BANGKOK EKSPRESOWO - RELACJA Z PODRÓŻY

07:36

Jak dobrze wiecie niedawno wróciliśmy z naszej podróży do Tajlandii. Męczymy się już ze sobą 10 lat i chcieliśmy to uczcić w wyjątkowy sposób;) Było bosko!! Kolory, smaki, ludzie - wszystko wspaniałe, nie do opisania! Przywieźliśmy ponad 5 tysięcy zdjęć więc selekcja była ciężka, jednak udało mi się coś dla was wybrać aby podzielić się z wami naszymi wrażeniami i tym ile udało nam się zrealizować z naszego planu. Tym samym przychodzi też pora na obiecane ujawnienie się, wiecie tak z "twarzy":)

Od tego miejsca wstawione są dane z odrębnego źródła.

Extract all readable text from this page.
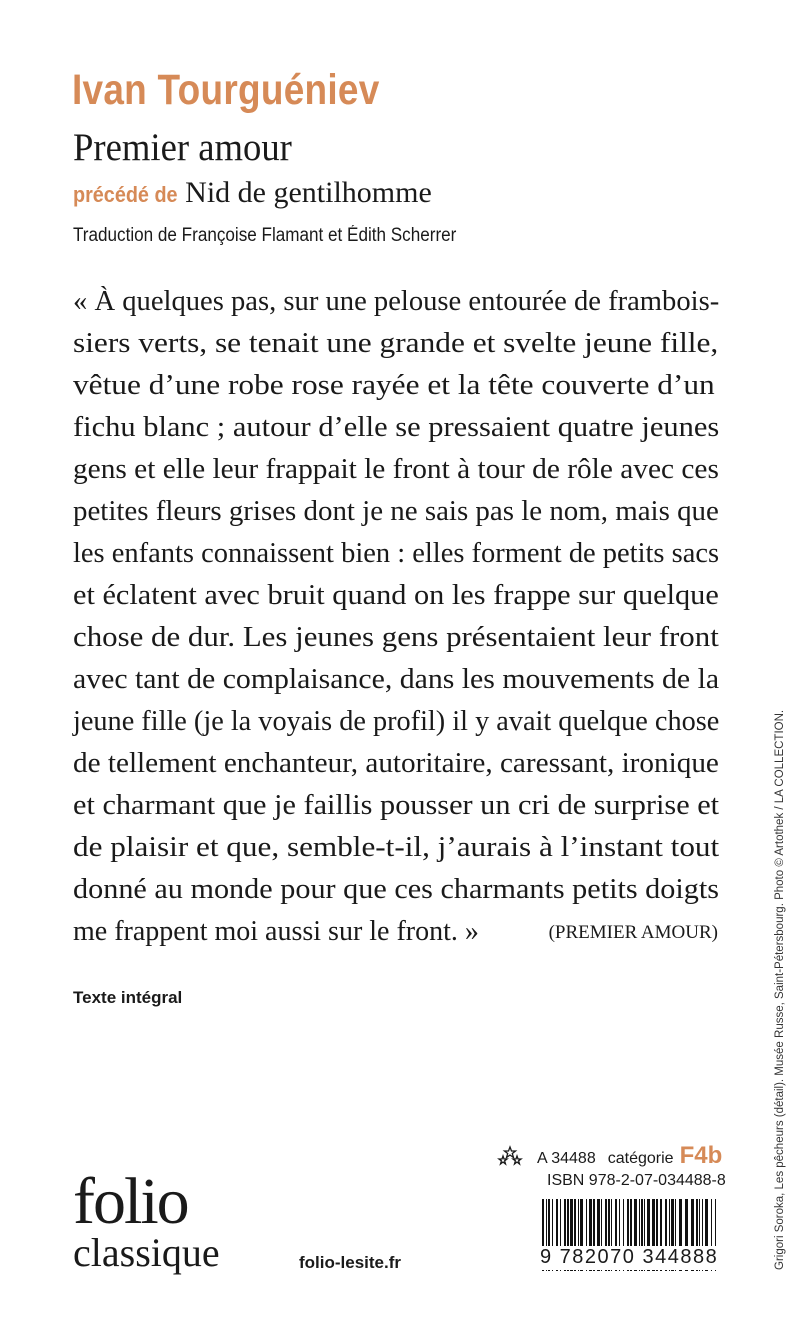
Ivan Tourguéniev
Premier amour
précédé de Nid de gentilhomme
Traduction de Françoise Flamant et Édith Scherrer
« À quelques pas, sur une pelouse entourée de frambois-
siers verts, se tenait une grande et svelte jeune fille,
vêtue d’une robe rose rayée et la tête couverte d’un
fichu blanc ; autour d’elle se pressaient quatre jeunes
gens et elle leur frappait le front à tour de rôle avec ces
petites fleurs grises dont je ne sais pas le nom, mais que
les enfants connaissent bien : elles forment de petits sacs
et éclatent avec bruit quand on les frappe sur quelque
chose de dur. Les jeunes gens présentaient leur front
avec tant de complaisance, dans les mouvements de la
jeune fille (je la voyais de profil) il y avait quelque chose
de tellement enchanteur, autoritaire, caressant, ironique
et charmant que je faillis pousser un cri de surprise et
de plaisir et que, semble-t-il, j’aurais à l’instant tout
donné au monde pour que ces charmants petits doigts
me frappent moi aussi sur le front. »	(PREMIER AMOUR)
Texte intégral
folio
classique	folio-lesite.fr
A 34488 catégorie F4b
ISBN 978-2-07-034488-8
9 782070 344888	Grigori Soroka, Les pêcheurs (détail). Musée Russe, Saint-Pétersbourg. Photo © Artothek / LA COLLECTION.
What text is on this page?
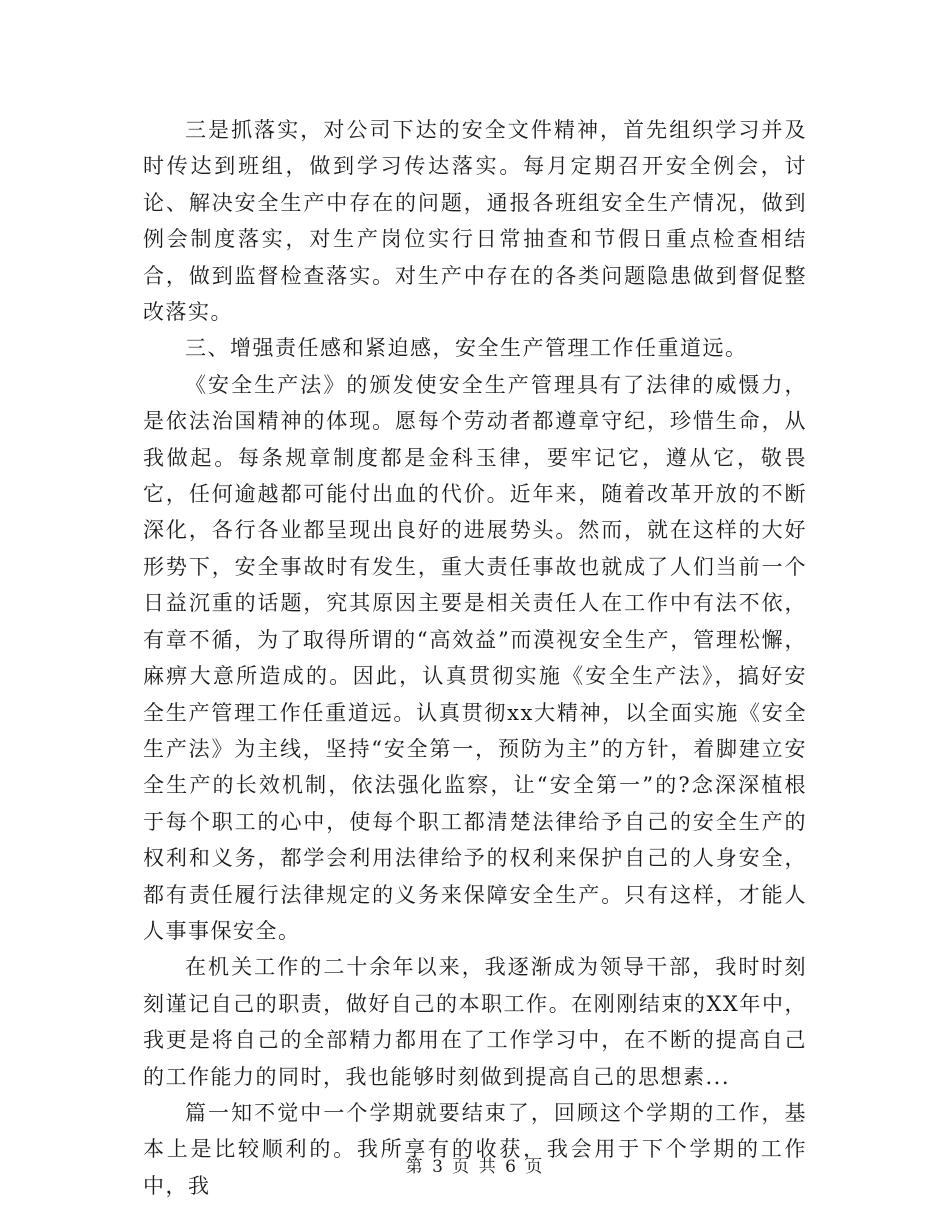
三是抓落实，对公司下达的安全文件精神，首先组织学习并及时传达到班组，做到学习传达落实。每月定期召开安全例会，讨论、解决安全生产中存在的问题，通报各班组安全生产情况，做到例会制度落实，对生产岗位实行日常抽查和节假日重点检查相结合，做到监督检查落实。对生产中存在的各类问题隐患做到督促整改落实。

三、增强责任感和紧迫感，安全生产管理工作任重道远。

《安全生产法》的颁发使安全生产管理具有了法律的威慑力，是依法治国精神的体现。愿每个劳动者都遵章守纪，珍惜生命，从我做起。每条规章制度都是金科玉律，要牢记它，遵从它，敬畏它，任何逾越都可能付出血的代价。近年来，随着改革开放的不断深化，各行各业都呈现出良好的进展势头。然而，就在这样的大好形势下，安全事故时有发生，重大责任事故也就成了人们当前一个日益沉重的话题，究其原因主要是相关责任人在工作中有法不依，有章不循，为了取得所谓的“高效益”而漠视安全生产，管理松懈，麻痹大意所造成的。因此，认真贯彻实施《安全生产法》，搞好安全生产管理工作任重道远。认真贯彻xx大精神，以全面实施《安全生产法》为主线，坚持“安全第一，预防为主”的方针，着脚建立安全生产的长效机制，依法强化监察，让“安全第一”的?念深深植根于每个职工的心中，使每个职工都清楚法律给予自己的安全生产的权利和义务，都学会利用法律给予的权利来保护自己的人身安全，都有责任履行法律规定的义务来保障安全生产。只有这样，才能人人事事保安全。

在机关工作的二十余年以来，我逐渐成为领导干部，我时时刻刻谨记自己的职责，做好自己的本职工作。在刚刚结束的XX年中，我更是将自己的全部精力都用在了工作学习中，在不断的提高自己的工作能力的同时，我也能够时刻做到提高自己的思想素...

篇一知不觉中一个学期就要结束了，回顾这个学期的工作，基本上是比较顺利的。我所享有的收获，我会用于下个学期的工作中，我

第 3 页 共 6 页
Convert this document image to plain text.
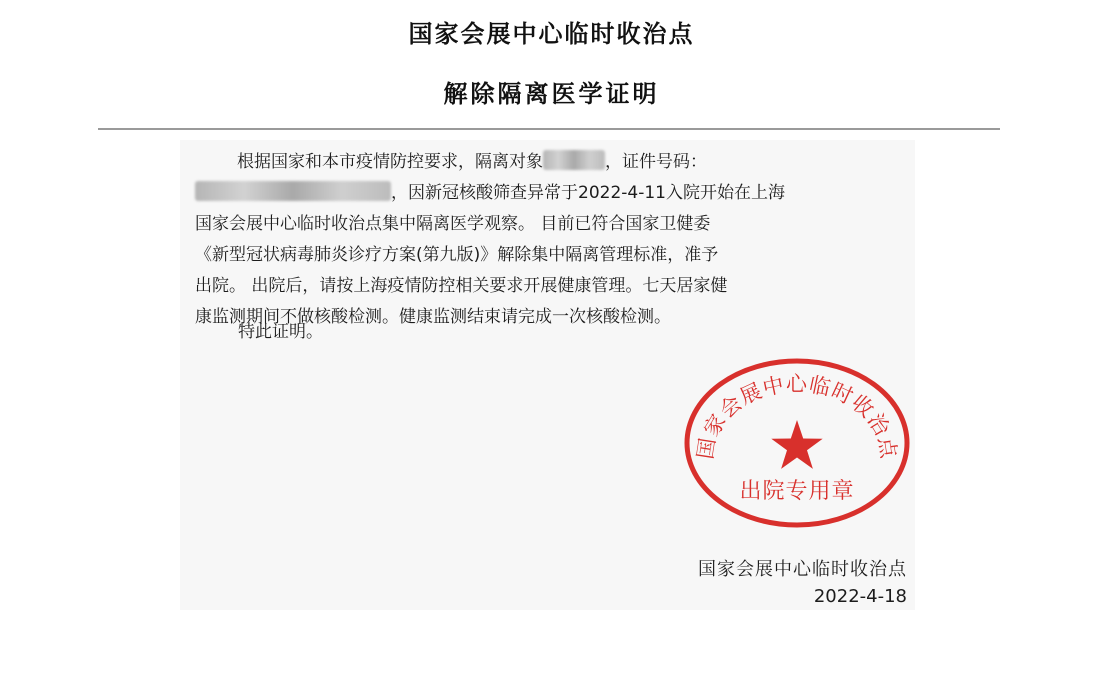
国家会展中心临时收治点
解除隔离医学证明

根据国家和本市疫情防控要求，隔离对象	，证件号码：
，因新冠核酸筛查异常于2022-4-11入院开始在上海
国家会展中心临时收治点集中隔离医学观察。 目前已符合国家卫健委
《新型冠状病毒肺炎诊疗方案(第九版)》解除集中隔离管理标准，准予
出院。 出院后，请按上海疫情防控相关要求开展健康管理。七天居家健
康监测期间不做核酸检测。健康监测结束请完成一次核酸检测。

特此证明。

国家会展中心临时收治点
出院专用章
国家会展中心临时收治点
2022-4-18
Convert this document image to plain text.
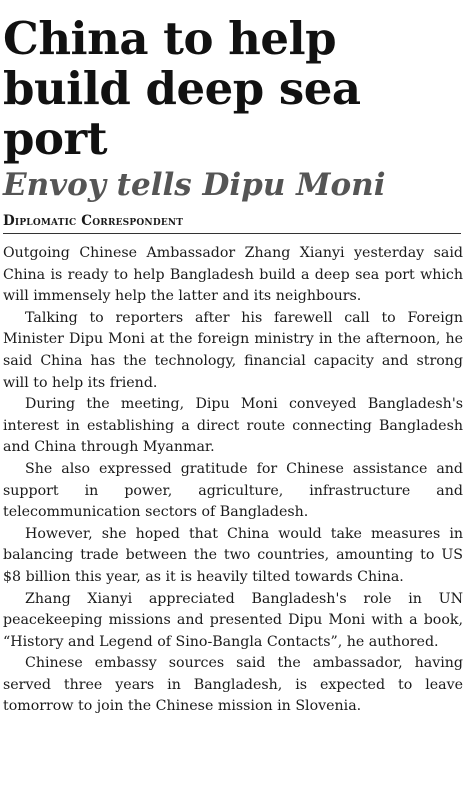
China to help build deep sea port
Envoy tells Dipu Moni
Diplomatic Correspondent

Outgoing Chinese Ambassador Zhang Xianyi yesterday said China is ready to help Bangladesh build a deep sea port which will immensely help the latter and its neighbours.

Talking to reporters after his farewell call to Foreign Minister Dipu Moni at the foreign ministry in the afternoon, he said China has the technology, financial capacity and strong will to help its friend.

During the meeting, Dipu Moni conveyed Bangladesh's interest in establishing a direct route connecting Bangladesh and China through Myanmar.

She also expressed gratitude for Chinese assistance and support in power, agriculture, infrastructure and telecommunication sectors of Bangladesh.

However, she hoped that China would take measures in balancing trade between the two countries, amounting to US $8 billion this year, as it is heavily tilted towards China.

Zhang Xianyi appreciated Bangladesh's role in UN peacekeeping missions and presented Dipu Moni with a book, “History and Legend of Sino-Bangla Contacts”, he authored.

Chinese embassy sources said the ambassador, having served three years in Bangladesh, is expected to leave tomorrow to join the Chinese mission in Slovenia.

Lecieliśmy ukraińskimi liniami lotniczymi, z przesiadką w Kijowie, więc nastroje były mieszane przed samym wylotem, jednak czekało nas bardzo pozytywne zaskoczenie. Na trasie Warszawa - Kijów podstawiony zwykły samolot, taki jakimi latają linie typu WizzAir czy Ryanair. Podczas całego lotu obsługa proponowała darmową wodę, mimo, że przelot trwał zaledwie 1,5 godziny. 
W Kijowie na lotnisku spokojnie, zero oznak wojny czy ryzyka rozpadu kraju. Każdy żyje swoim życiem. Bagaż miał automatyczny transfer, więc nie musieliśmy się martwić o walizki w trakcie przesiadki. Kolejne formalności i boarding szybko i bez jakichkolwiek problemów. Samolot podstawiony na lot do Bangkoku zdecydowanie większy. Podczas samego lotu dostaliśmy dwa posiłki, na start ciepłą kolację + deser oraz napoje typu soki, woda, kawa czy herbata bez ograniczeń. Po całonocnym locie budziło nas pyszne śniadanie i ciasteczko. Obsługa na bardzo dobrym poziomie, a i posiłki całkiem smaczne. Ponadto, każdy pasażer otrzymał: koc, opaskę na oczy do spania, stopery do uszu, chusteczki odświeżające oraz słuchawki. 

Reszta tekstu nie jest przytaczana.